Es gibt weniger Aufträge, weniger Risikobereitschaft. Stattdessen wird auf bewährte Teams zurückgegriffen. Da wird es für uns Nachwuchsfilmschaffende noch schwerer Fuß zu fassen. Für mich war das Frustrierendste, dass die internationale Auswertung von „Revolvo“ nur online stattfand und Einladungen nach Cannes, Moskau und Tallinn abgesagt wurden. Mit „Nico“ hatten wir im Januar beim Max-Ophüls-Preis 2021 Weltpremiere. Eine tolle Auszeichnung, aber nicht richtig greifbar, weil wir alle allein zu Hause vor dem Rechner saßen. Dabei macht man Filme doch fürs Publikum, den physischen Austausch. Die Filme müssen auf die Leinwand.
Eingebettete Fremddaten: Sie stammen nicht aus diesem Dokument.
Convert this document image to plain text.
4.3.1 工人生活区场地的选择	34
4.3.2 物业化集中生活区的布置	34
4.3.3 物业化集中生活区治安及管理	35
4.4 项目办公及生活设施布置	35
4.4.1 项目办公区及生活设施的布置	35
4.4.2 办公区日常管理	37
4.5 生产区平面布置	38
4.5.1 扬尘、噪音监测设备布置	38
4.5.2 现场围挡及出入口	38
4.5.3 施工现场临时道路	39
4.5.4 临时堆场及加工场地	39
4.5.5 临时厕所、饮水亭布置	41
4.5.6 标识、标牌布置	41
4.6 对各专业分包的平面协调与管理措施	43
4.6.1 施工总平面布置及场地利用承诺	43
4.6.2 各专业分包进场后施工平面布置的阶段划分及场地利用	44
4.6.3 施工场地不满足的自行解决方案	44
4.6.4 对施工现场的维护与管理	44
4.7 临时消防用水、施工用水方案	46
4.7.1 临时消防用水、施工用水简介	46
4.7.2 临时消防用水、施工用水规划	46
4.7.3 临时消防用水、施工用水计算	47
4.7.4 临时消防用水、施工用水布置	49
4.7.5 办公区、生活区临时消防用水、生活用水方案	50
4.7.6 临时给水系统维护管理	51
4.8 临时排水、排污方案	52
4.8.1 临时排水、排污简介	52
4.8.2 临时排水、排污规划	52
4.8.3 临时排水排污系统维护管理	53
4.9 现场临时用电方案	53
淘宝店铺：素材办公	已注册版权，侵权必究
Wie wird es mit dem Austausch bei den Berlinale Talents?
Das wird so ablaufen, dass es nach der Eröffnung jeden Tag online Veranstaltungen und Diskussionsrunden mit verschiedenen Filmschaffenden gibt. Ich kann überall teilnehmen und mir nach Themenfiltern mein Programm zusammenstellen. Das ist dann wie ein Online-Seminar. Hoffentlich können wir uns im Sommer nochmal physisch treffen. Die Talents leben ja von der Vernetzung vor Ort. Aber erst mal finde ich gut, dass es überhaupt stattfindet.

An was arbeiten Sie aktuell?
Gerade schreibe ich das Langfilmdrehbuch für meinen Abschlussfilm. Bis August muss die erste Fassung stehen.